Odje was one of the only and foremost lawyers to successfully persuade the Supreme Court of Nigeria to overrule itself on its previous decision and accept his contention as the new and correct position of the Law. This legal accomplishment has been reported in the cases of Esewe V Gbe (1988) 5 NWLR (Pt 93) 134 which was overruled in Orubu V National Electoral Commission & 13 Ors (1988) 5 NWLR (Pt94) 323.
Dr. Odje also handled many other landmark cases that augmented the Nigerian Legal System including the presentations of several thought-provoking lectures he delivered to both professional and non-professional bodies.

== National honours ==
In October 1982, Odje was conferred with the National Honour of Officer of the Federal Republic of Nigeria (OFR) by President Shehu Shagari. Odje was also a Fellow of the Institute of Advanced Legal Studies, Abuja (FINALS).
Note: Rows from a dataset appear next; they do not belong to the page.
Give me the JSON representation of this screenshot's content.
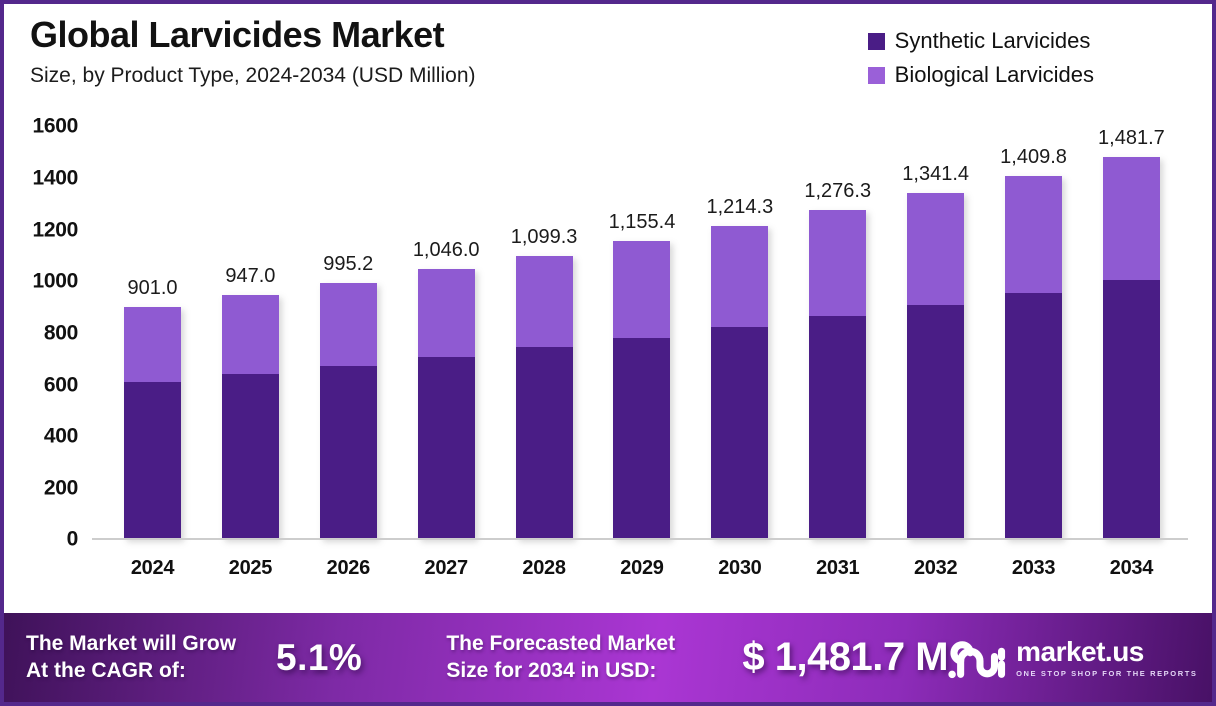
{
  "header": {
    "title": "Global Larvicides Market",
    "subtitle": "Size, by Product Type, 2024-2034 (USD Million)"
  },
  "legend": {
    "items": [
      {
        "label": "Synthetic Larvicides",
        "color": "#4a1d86"
      },
      {
        "label": "Biological Larvicides",
        "color": "#9a60d8"
      }
    ]
  },
  "chart_data": {
    "type": "bar",
    "stacked": true,
    "title": "Global Larvicides Market",
    "subtitle": "Size, by Product Type, 2024-2034 (USD Million)",
    "xlabel": "",
    "ylabel": "USD Million",
    "ylim": [
      0,
      1600
    ],
    "y_ticks": [
      0,
      200,
      400,
      600,
      800,
      1000,
      1200,
      1400,
      1600
    ],
    "grid": false,
    "legend_position": "top-right",
    "categories": [
      "2024",
      "2025",
      "2026",
      "2027",
      "2028",
      "2029",
      "2030",
      "2031",
      "2032",
      "2033",
      "2034"
    ],
    "series": [
      {
        "name": "Synthetic Larvicides",
        "color": "#4a1d86",
        "values": [
          610,
          641,
          674,
          708,
          744,
          782,
          822,
          864,
          908,
          955,
          1003.6
        ]
      },
      {
        "name": "Biological Larvicides",
        "color": "#8f5ad2",
        "values": [
          291,
          306,
          321.2,
          338,
          355.3,
          373.4,
          392.3,
          412.3,
          433.4,
          454.8,
          478.1
        ]
      }
    ],
    "totals": [
      901.0,
      947.0,
      995.2,
      1046.0,
      1099.3,
      1155.4,
      1214.3,
      1276.3,
      1341.4,
      1409.8,
      1481.7
    ],
    "total_labels": [
      "901.0",
      "947.0",
      "995.2",
      "1,046.0",
      "1,099.3",
      "1,155.4",
      "1,214.3",
      "1,276.3",
      "1,341.4",
      "1,409.8",
      "1,481.7"
    ]
  },
  "banner": {
    "cagr_label_line1": "The Market will Grow",
    "cagr_label_line2": "At the CAGR of:",
    "cagr_value": "5.1%",
    "forecast_label_line1": "The Forecasted Market",
    "forecast_label_line2": "Size for 2034 in USD:",
    "forecast_value": "$ 1,481.7 M",
    "brand": {
      "name": "market.us",
      "tagline": "ONE STOP SHOP FOR THE REPORTS"
    }
  },
  "colors": {
    "synthetic": "#4a1d86",
    "biological": "#8f5ad2",
    "frame_border": "#54288c",
    "axis_line": "#cdcdcd",
    "banner_gradient": [
      "#3f1259",
      "#aa36d3",
      "#481166"
    ]
  }
}
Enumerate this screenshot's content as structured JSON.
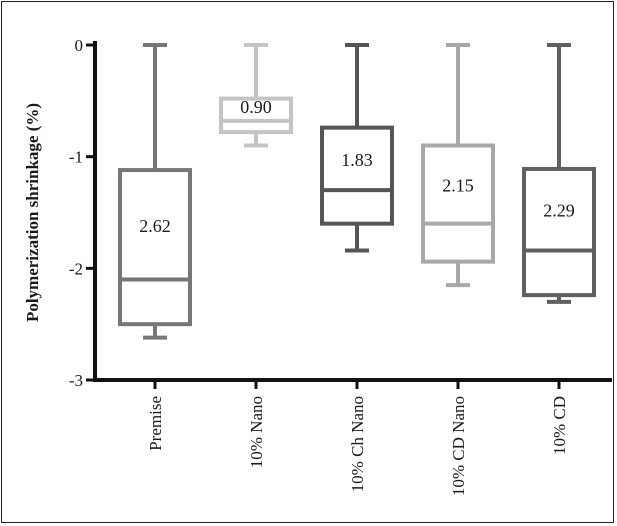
{
  "chart_data": {
    "type": "boxplot",
    "ylabel": "Polymerization shrinkage (%)",
    "xlabel": "",
    "title": "",
    "ylim": [
      -3,
      0
    ],
    "yticks": [
      "0",
      "-1",
      "-2",
      "-3"
    ],
    "ytick_values": [
      0,
      -1,
      -2,
      -3
    ],
    "categories": [
      "Premise",
      "10% Nano",
      "10% Ch Nano",
      "10% CD Nano",
      "10% CD"
    ],
    "boxes": [
      {
        "category": "Premise",
        "label": "2.62",
        "whisker_high": 0,
        "q3": -1.12,
        "median": -2.1,
        "q1": -2.5,
        "whisker_low": -2.62,
        "color": "#777777"
      },
      {
        "category": "10% Nano",
        "label": "0.90",
        "whisker_high": 0,
        "q3": -0.48,
        "median": -0.68,
        "q1": -0.78,
        "whisker_low": -0.9,
        "color": "#c4c4c4"
      },
      {
        "category": "10% Ch Nano",
        "label": "1.83",
        "whisker_high": 0,
        "q3": -0.74,
        "median": -1.3,
        "q1": -1.6,
        "whisker_low": -1.84,
        "color": "#555555"
      },
      {
        "category": "10% CD Nano",
        "label": "2.15",
        "whisker_high": 0,
        "q3": -0.9,
        "median": -1.6,
        "q1": -1.94,
        "whisker_low": -2.15,
        "color": "#a8a8a8"
      },
      {
        "category": "10% CD",
        "label": "2.29",
        "whisker_high": 0,
        "q3": -1.11,
        "median": -1.84,
        "q1": -2.24,
        "whisker_low": -2.3,
        "color": "#606060"
      }
    ],
    "grid": false,
    "legend": "none"
  }
}
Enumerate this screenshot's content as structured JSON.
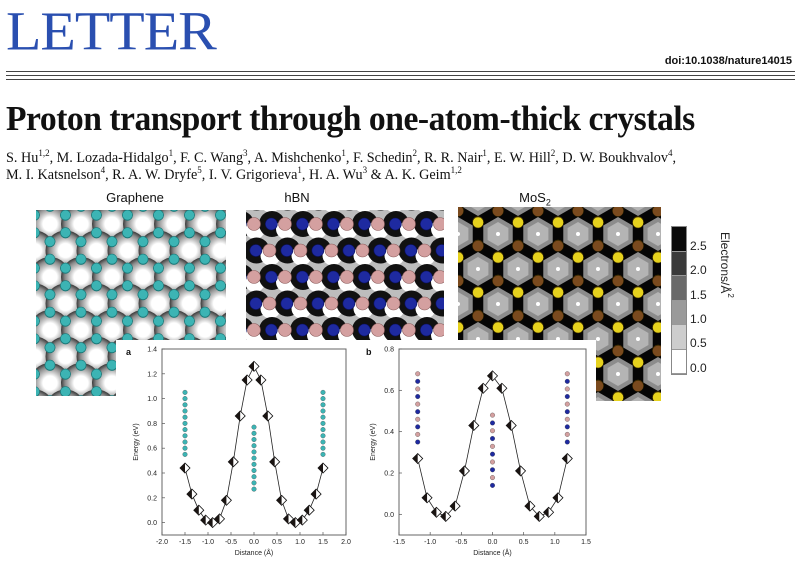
{
  "header": {
    "section": "LETTER",
    "doi": "doi:10.1038/nature14015"
  },
  "article": {
    "title": "Proton transport through one-atom-thick crystals",
    "authors_line1": [
      {
        "name": "S. Hu",
        "aff": "1,2"
      },
      {
        "name": "M. Lozada-Hidalgo",
        "aff": "1"
      },
      {
        "name": "F. C. Wang",
        "aff": "3"
      },
      {
        "name": "A. Mishchenko",
        "aff": "1"
      },
      {
        "name": "F. Schedin",
        "aff": "2"
      },
      {
        "name": "R. R. Nair",
        "aff": "1"
      },
      {
        "name": "E. W. Hill",
        "aff": "2"
      },
      {
        "name": "D. W. Boukhvalov",
        "aff": "4"
      }
    ],
    "authors_line2": [
      {
        "name": "M. I. Katsnelson",
        "aff": "4"
      },
      {
        "name": "R. A. W. Dryfe",
        "aff": "5"
      },
      {
        "name": "I. V. Grigorieva",
        "aff": "1"
      },
      {
        "name": "H. A. Wu",
        "aff": "3"
      },
      {
        "name": "A. K. Geim",
        "aff": "1,2"
      }
    ]
  },
  "figure": {
    "panels": {
      "graphene": "Graphene",
      "hbn": "hBN",
      "mos2": "MoS",
      "mos2_sub": "2"
    },
    "colorbar": {
      "label": "Electrons/Å",
      "label_sup": "2",
      "ticks": [
        "2.5",
        "2.0",
        "1.5",
        "1.0",
        "0.5",
        "0.0"
      ],
      "swatches": [
        "#0a0a0a",
        "#3a3a3a",
        "#6a6a6a",
        "#9a9a9a",
        "#cdcdcd",
        "#ffffff"
      ]
    },
    "colors": {
      "letter_blue": "#2a4fb0",
      "carbon": "#3cb4b4",
      "boron": "#d4a0a0",
      "nitrogen": "#1e2aa0",
      "sulfur": "#e6d21e",
      "molybdenum": "#7a4a1e"
    }
  },
  "chart_data": [
    {
      "panel": "a",
      "type": "line",
      "title": "",
      "xlabel": "Distance (Å)",
      "ylabel": "Energy (eV)",
      "xlim": [
        -2.0,
        2.0
      ],
      "ylim": [
        -0.1,
        1.4
      ],
      "xticks": [
        "-2.0",
        "-1.5",
        "-1.0",
        "-0.5",
        "0.0",
        "0.5",
        "1.0",
        "1.5",
        "2.0"
      ],
      "yticks": [
        "0.0",
        "0.2",
        "0.4",
        "0.6",
        "0.8",
        "1.0",
        "1.2",
        "1.4"
      ],
      "x": [
        -1.5,
        -1.35,
        -1.2,
        -1.05,
        -0.9,
        -0.75,
        -0.6,
        -0.45,
        -0.3,
        -0.15,
        0.0,
        0.15,
        0.3,
        0.45,
        0.6,
        0.75,
        0.9,
        1.05,
        1.2,
        1.35,
        1.5
      ],
      "values": [
        0.44,
        0.23,
        0.1,
        0.02,
        0.0,
        0.03,
        0.18,
        0.49,
        0.86,
        1.15,
        1.26,
        1.15,
        0.86,
        0.49,
        0.18,
        0.03,
        0.0,
        0.02,
        0.1,
        0.23,
        0.44
      ],
      "marker": "half-filled diamond",
      "insets": "graphene atom chains at x=-1.5, 0.0, 1.5"
    },
    {
      "panel": "b",
      "type": "line",
      "title": "",
      "xlabel": "Distance (Å)",
      "ylabel": "Energy (eV)",
      "xlim": [
        -1.5,
        1.5
      ],
      "ylim": [
        -0.1,
        0.8
      ],
      "xticks": [
        "-1.5",
        "-1.0",
        "-0.5",
        "0.0",
        "0.5",
        "1.0",
        "1.5"
      ],
      "yticks": [
        "0.0",
        "0.2",
        "0.4",
        "0.6",
        "0.8"
      ],
      "x": [
        -1.2,
        -1.05,
        -0.9,
        -0.75,
        -0.6,
        -0.45,
        -0.3,
        -0.15,
        0.0,
        0.15,
        0.3,
        0.45,
        0.6,
        0.75,
        0.9,
        1.05,
        1.2
      ],
      "values": [
        0.27,
        0.08,
        0.01,
        -0.01,
        0.04,
        0.21,
        0.43,
        0.61,
        0.67,
        0.61,
        0.43,
        0.21,
        0.04,
        -0.01,
        0.01,
        0.08,
        0.27
      ],
      "marker": "half-filled diamond",
      "insets": "hBN atom chains at x=-1.2, 0.0, 1.2"
    }
  ]
}
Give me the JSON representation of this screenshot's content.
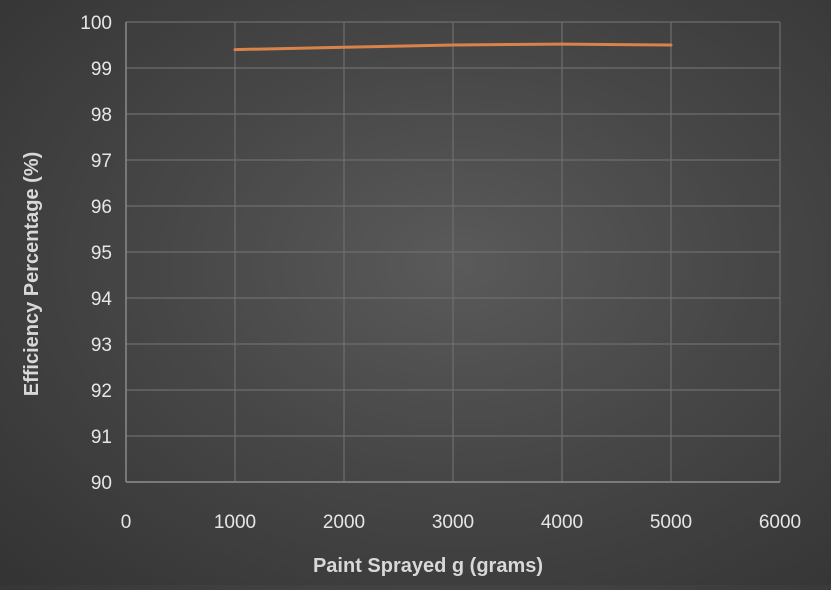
{
  "chart_data": {
    "type": "line",
    "title": "",
    "xlabel": "Paint Sprayed g (grams)",
    "ylabel": "Efficiency Percentage (%)",
    "xlim": [
      0,
      6000
    ],
    "ylim": [
      90,
      100
    ],
    "x_ticks": [
      "0",
      "1000",
      "2000",
      "3000",
      "4000",
      "5000",
      "6000"
    ],
    "y_ticks": [
      "90",
      "91",
      "92",
      "93",
      "94",
      "95",
      "96",
      "97",
      "98",
      "99",
      "100"
    ],
    "grid": true,
    "legend": "none",
    "series": [
      {
        "color": "#d9834a",
        "x": [
          1000,
          2000,
          3000,
          4000,
          5000
        ],
        "y": [
          99.4,
          99.45,
          99.5,
          99.52,
          99.5
        ]
      }
    ],
    "colors": {
      "grid": "#6e6e6e",
      "axis": "#8a8a8a",
      "text": "#e6e6e6",
      "label": "#d8d8d8"
    }
  }
}
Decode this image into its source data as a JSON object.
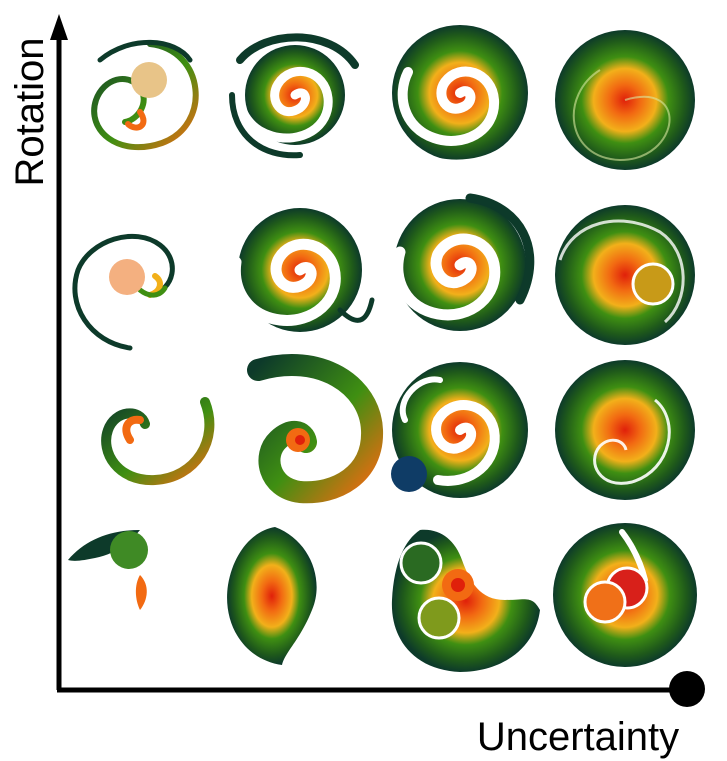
{
  "axes": {
    "x_label": "Uncertainty",
    "y_label": "Rotation"
  },
  "colors": {
    "center": "#e0200a",
    "mid_orange": "#f26a12",
    "mid_green": "#3f8f12",
    "outer": "#0d3a2a",
    "highlight": "#ffffff",
    "axis": "#000000"
  },
  "grid": {
    "rows": 4,
    "cols": 4
  },
  "glyphs": [
    {
      "row": 1,
      "col": 1,
      "uncertainty": 1,
      "rotation": 4
    },
    {
      "row": 1,
      "col": 2,
      "uncertainty": 2,
      "rotation": 4
    },
    {
      "row": 1,
      "col": 3,
      "uncertainty": 3,
      "rotation": 4
    },
    {
      "row": 1,
      "col": 4,
      "uncertainty": 4,
      "rotation": 4
    },
    {
      "row": 2,
      "col": 1,
      "uncertainty": 1,
      "rotation": 3
    },
    {
      "row": 2,
      "col": 2,
      "uncertainty": 2,
      "rotation": 3
    },
    {
      "row": 2,
      "col": 3,
      "uncertainty": 3,
      "rotation": 3
    },
    {
      "row": 2,
      "col": 4,
      "uncertainty": 4,
      "rotation": 3
    },
    {
      "row": 3,
      "col": 1,
      "uncertainty": 1,
      "rotation": 2
    },
    {
      "row": 3,
      "col": 2,
      "uncertainty": 2,
      "rotation": 2
    },
    {
      "row": 3,
      "col": 3,
      "uncertainty": 3,
      "rotation": 2
    },
    {
      "row": 3,
      "col": 4,
      "uncertainty": 4,
      "rotation": 2
    },
    {
      "row": 4,
      "col": 1,
      "uncertainty": 1,
      "rotation": 1
    },
    {
      "row": 4,
      "col": 2,
      "uncertainty": 2,
      "rotation": 1
    },
    {
      "row": 4,
      "col": 3,
      "uncertainty": 3,
      "rotation": 1
    },
    {
      "row": 4,
      "col": 4,
      "uncertainty": 4,
      "rotation": 1
    }
  ],
  "markers": [
    {
      "name": "marker-wheat",
      "color": "#e8c488",
      "glyph": "1-1",
      "outlined": false
    },
    {
      "name": "marker-peach",
      "color": "#f4b080",
      "glyph": "2-1",
      "outlined": false
    },
    {
      "name": "marker-gold",
      "color": "#c89a18",
      "glyph": "2-4",
      "outlined": true
    },
    {
      "name": "marker-navy",
      "color": "#0f3c66",
      "glyph": "3-3",
      "outlined": false
    },
    {
      "name": "marker-green-1",
      "color": "#3f8a25",
      "glyph": "4-1",
      "outlined": false
    },
    {
      "name": "marker-green-2",
      "color": "#2a6a22",
      "glyph": "4-3",
      "outlined": true
    },
    {
      "name": "marker-olive",
      "color": "#7f9a1c",
      "glyph": "4-3",
      "outlined": true
    },
    {
      "name": "marker-red",
      "color": "#d8201a",
      "glyph": "4-4",
      "outlined": true
    },
    {
      "name": "marker-orange",
      "color": "#f07018",
      "glyph": "4-4",
      "outlined": true
    },
    {
      "name": "marker-black",
      "color": "#000000",
      "glyph": "corner",
      "outlined": false
    }
  ]
}
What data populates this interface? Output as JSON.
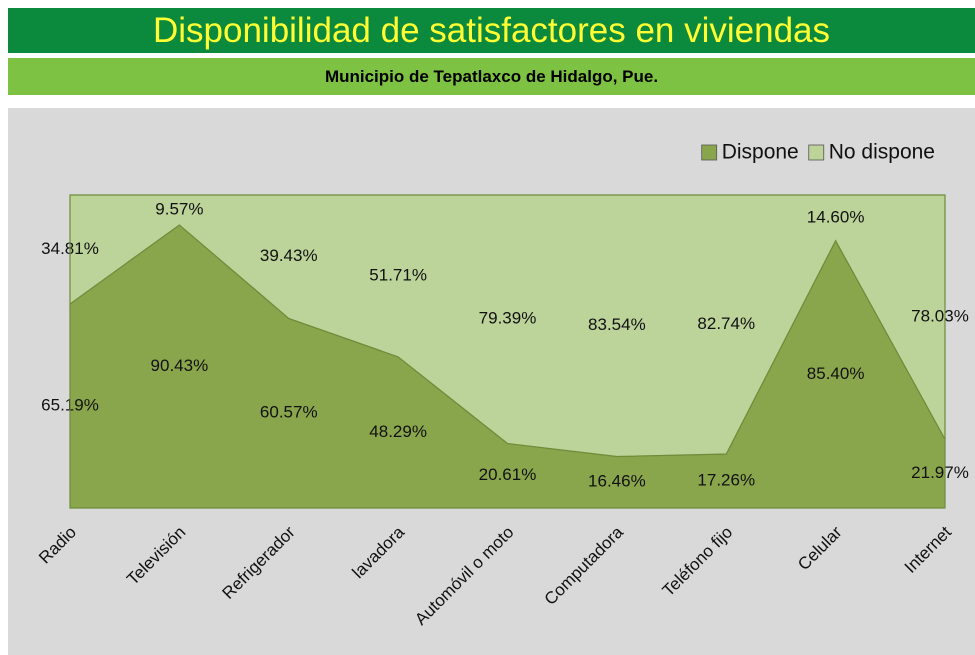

Odje was an Olorogun from his Ewvreni Kingdom in Ughelli North Local Government as well as an Okakyro of Okpe Kingdom, all in Delta State Nigeria.

Odje became a member of the Body of Benchers and a LIFE Bencher on 30 March 1989. He was also chairman of numerous bodies and committees, including;

- Chairman – Honorable BODY OF BENCHERS from 1996 – 1997.
- Chairman – Federal Government Commission for in-depth study of the Nigeria/Benin Republic boundary dispute, including the maritime sector from 1989 and 1990.
- Chairman – Delta State Committee on Review of Civil Procedure 2004.
- Chairman – Delta State Legal Team/Committee on the Resource Control Case at the Supreme Court now reported as AG of Fed VAG Abia 2002 6 NWLR (pt 764) 54

In addition, to the above, Odje was a member and vice Chairman of the Human Rights Violation Investigation Commission, known as the Oputa Panel. The Panel was established through the Statutory Instrument 8 of June 1999 by President Olusegun Obasanjo pursuant to the Tribunals of Inquiry Act of 1966. It was set up to investigate incidents of Traditional Justice Institutions and Organizations as well as gross violations of Human Rights committed in Nigeria between 15 January 1966 (the day when a military coup instituted military control over the country), and 29 May 1999 (the day when Obasanjo hitherto became President).

== Personal life ==
Odje was a holder of four chieftaincy titles, including Olorogun and Okakuro in Urhoboland and Delta State.

Odje was married to Mary Oserhire-Uloho and they had seven children; five went on to become lawyers, while one went into accountancy and one choose a career as a university professor. At the time of his death in 2005, he was married to Chief (Mrs.) Paulinah O. Odje (JP). Mrs Paulinah Odje died in January 2021.

Dr Odje is buried at St. Andrew's Anglican Cathedral, Warri in Delta State.